Sunday, December 28, 2003

Appraising the "Costs" of Litigation

As the proprietors of overlawyered.com have somehow failed, so far, to mention, the National Law Journal is reporting on a study assessing the annual "costs" of the "U.S. Tort System" for the year 2002 at $233 billion, or 2.23% of GDP, or $809 per American inhabitant. Some commentators have called this the equivalent of a 5% national sales tax. The study was performed by the actuarial firm of Tillinghast-Towers Perrin, which "provides actuarial and management consulting to financial services companies." That firm has posted a summary at its website.

As someone whose income derives entirely from litigation transaction costs, your humble reporter was naturally moved to investigate further, in the effort to determine why he himself had not received a larger share of this sum. As someone who maintains a website and a weblog about expert evidence, he was also curious to discover what proportion of this figure might be attributable to costs associated with expert testimony and motion practice relating thereto.

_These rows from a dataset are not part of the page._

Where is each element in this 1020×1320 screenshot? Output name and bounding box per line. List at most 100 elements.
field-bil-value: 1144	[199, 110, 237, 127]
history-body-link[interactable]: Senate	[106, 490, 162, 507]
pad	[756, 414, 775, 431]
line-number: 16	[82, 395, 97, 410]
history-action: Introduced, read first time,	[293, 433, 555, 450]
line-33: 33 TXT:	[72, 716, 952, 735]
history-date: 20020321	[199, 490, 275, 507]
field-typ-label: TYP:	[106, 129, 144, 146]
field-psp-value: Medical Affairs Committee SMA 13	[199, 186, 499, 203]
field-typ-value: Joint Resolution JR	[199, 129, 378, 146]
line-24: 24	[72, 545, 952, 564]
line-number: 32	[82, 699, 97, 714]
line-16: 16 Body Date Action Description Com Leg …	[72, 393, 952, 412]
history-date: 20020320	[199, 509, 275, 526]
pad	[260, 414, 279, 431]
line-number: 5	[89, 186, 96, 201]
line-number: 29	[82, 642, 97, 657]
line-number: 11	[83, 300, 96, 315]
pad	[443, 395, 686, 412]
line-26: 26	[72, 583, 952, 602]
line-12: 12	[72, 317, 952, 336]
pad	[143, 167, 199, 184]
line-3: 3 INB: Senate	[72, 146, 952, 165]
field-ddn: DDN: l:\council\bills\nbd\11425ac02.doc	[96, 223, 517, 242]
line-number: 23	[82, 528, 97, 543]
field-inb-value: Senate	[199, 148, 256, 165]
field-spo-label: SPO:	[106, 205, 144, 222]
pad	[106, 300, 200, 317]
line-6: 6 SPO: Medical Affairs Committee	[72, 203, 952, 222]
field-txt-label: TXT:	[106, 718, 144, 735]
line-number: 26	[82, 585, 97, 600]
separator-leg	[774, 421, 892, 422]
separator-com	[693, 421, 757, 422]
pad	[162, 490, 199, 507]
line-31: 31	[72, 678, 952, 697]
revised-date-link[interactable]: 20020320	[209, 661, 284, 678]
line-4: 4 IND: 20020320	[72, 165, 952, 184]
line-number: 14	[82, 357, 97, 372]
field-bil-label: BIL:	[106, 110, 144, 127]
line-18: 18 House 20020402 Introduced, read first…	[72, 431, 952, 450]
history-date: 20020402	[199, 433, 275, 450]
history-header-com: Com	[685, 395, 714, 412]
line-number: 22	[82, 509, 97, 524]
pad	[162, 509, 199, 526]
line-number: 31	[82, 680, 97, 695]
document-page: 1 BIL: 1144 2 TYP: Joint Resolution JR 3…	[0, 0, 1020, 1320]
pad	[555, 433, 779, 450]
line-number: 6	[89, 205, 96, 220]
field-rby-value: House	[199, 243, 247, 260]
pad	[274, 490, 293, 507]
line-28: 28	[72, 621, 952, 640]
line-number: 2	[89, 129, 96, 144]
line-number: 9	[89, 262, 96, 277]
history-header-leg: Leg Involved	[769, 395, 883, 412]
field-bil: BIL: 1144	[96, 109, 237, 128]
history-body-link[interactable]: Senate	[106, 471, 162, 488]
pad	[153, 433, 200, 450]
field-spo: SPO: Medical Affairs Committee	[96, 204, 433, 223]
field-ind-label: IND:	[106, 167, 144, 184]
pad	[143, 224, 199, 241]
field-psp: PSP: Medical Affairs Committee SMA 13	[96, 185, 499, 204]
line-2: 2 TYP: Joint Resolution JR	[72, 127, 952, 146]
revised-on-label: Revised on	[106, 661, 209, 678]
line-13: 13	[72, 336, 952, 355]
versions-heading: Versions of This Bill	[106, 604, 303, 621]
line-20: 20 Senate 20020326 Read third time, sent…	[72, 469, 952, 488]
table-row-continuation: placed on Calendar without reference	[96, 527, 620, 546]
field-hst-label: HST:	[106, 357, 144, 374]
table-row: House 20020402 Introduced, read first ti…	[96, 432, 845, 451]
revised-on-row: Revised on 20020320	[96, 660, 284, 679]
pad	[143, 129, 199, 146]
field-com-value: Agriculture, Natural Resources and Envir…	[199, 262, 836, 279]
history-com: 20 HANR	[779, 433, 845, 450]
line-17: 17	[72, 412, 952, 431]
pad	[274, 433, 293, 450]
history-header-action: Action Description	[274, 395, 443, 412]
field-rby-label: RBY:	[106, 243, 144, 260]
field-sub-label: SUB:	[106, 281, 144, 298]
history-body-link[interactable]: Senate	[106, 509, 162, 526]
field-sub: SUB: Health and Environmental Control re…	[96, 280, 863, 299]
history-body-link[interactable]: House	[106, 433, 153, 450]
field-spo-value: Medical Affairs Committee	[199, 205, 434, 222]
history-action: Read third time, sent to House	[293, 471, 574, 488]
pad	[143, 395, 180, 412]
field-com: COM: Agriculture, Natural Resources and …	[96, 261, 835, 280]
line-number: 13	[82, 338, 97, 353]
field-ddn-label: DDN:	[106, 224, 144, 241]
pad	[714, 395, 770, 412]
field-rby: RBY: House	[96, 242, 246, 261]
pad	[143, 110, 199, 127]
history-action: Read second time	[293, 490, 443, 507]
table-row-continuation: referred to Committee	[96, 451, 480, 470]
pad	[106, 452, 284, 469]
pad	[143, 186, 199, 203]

But the study, it transpires, is not primarily about litigation transaction costs at all. Indeed, the study's authors say they did not even attempt to estimate "costs incurred by federal and state court systems in administering actual suits" -- the figure that some literal-minded readers might naturally equate with the "cost" of the "U.S. Tort System." The study's estimate does include values for some transaction costs: plaintiffs' "attorney fees" (an estimated 19% of the total); defense "costs" (14%); and "administration," which is apparently the study authors' term for insurance company "overhead" (21%). But the largest component of the "costs" reported in the study is the actual dollar value of damage awards and settlements (46%).

All these numbers, apparently, come from insurance company data on payments under liability policies -- a category that the study treats, somewhat misleadingly, as essentially synonymous with payments involving "torts." There is room to quibble, at the margins, about how reliable those data may be. But what should not be lost, in those quibbles, is the questionable legitimacy of even counting judgments and settlements as "costs" of the "U.S. Tort System." No doubt they are "costs" from the viewpoint of the insurance companies who pay the claims, and from whom TTP derives consulting income (as are insurance company profits, from the viewpoint of businesses and consumers footing the bill for the premiums, although the study fails to mention this). But to claimants, and from the standpoint of the judicial system, damage awards and settlements aren't "costs." They are compensation for legal injury, through which plaintiffs who have suffered an antecedent loss are made whole by the persons who caused the loss -- or at least, in the case of settlements, by defendants who elect not to contest the matter in court. In that sense, they are mere transfers of wealth, which do not necessarily equate to costs to the economy as a whole. No doubt there is some economic sense in which some share of these payments is born by consumers, so that accident victims, for example, won't be left to bear that entire burden themselves. But a comparable consumer burden would exist in a world where consumers insured themselves against the relevant harms. It's just that in the latter world, there would no longer be any temptation to chalk up the costs to the "U.S. Tort System." We'd speak instead of the cost of accidents. Or perhaps, if we allowed subrogation, we'd speak of the costs of tortious misconduct.

To put the point another way, we can think of the "costs" of settlements and judgments as having been incurred in the course of litigation, but it may be more legitimate to think of them as incurred before the "U.S. Tort System" ever gets involved, at the moment that tortious conduct inflicts legal injury.

What about the study's conclusion that only 46% of all these "costs" go to actual claimants? The study's authors cite this as evidence that the "U.S. Tort System" is inefficient. That may well be true, but the authors' math doesn't necessarily establish the point. For one thing, from the authors' description of the data, it appears that defense costs for all claims are included, whether the claimants prevailed or not. That is, the study apparently does not offer a separate estimate of defense costs associated with claims actually paid, in whole or in part. This is no small matter, because defendants' attorney's fees and insurance company "overhead" make up 35% of the total "costs" estimated by the study, and 65% of the transaction costs -- and presumably the study's authors would not wish to count it as an inefficiency, whenever some plaintiff's claim is defeated. At least they probably wouldn't say that aloud.

More fundamentally, however, and even if we suppose the study's figures to be well-conceptualized and accurate, the study's authors do not compare the transaction costs in the "U.S. Tort System" to those that are or would be incurred in any alternative system for resolving civil disputes. They also fail to reckon with the possibility that measures to reduce transaction costs, in any such alternative system, would work injustice. The Supreme Court's Daubert decision, for example, has certainly done its share to escalate those costs. But the defense bar seems to regard this as a small price to pay, for what they conceive to be fairer results -- and nobody calls this the "Daubert tax."
Fed. R. Evid. 702: If scientific, technical, or other specialized knowledge will assist the trier of fact to understand the evidence or to determine a fact in issue, a witness qualified as an expert by knowledge, skill, experience, training, or education, may testify thereto in the form of an opinion or otherwise, if (1) the testimony is based upon sufficient facts or data, (2) the testimony is the product of reliable principles and methods, and (3) the witness has applied the principles and methods reliably to the facts of the case.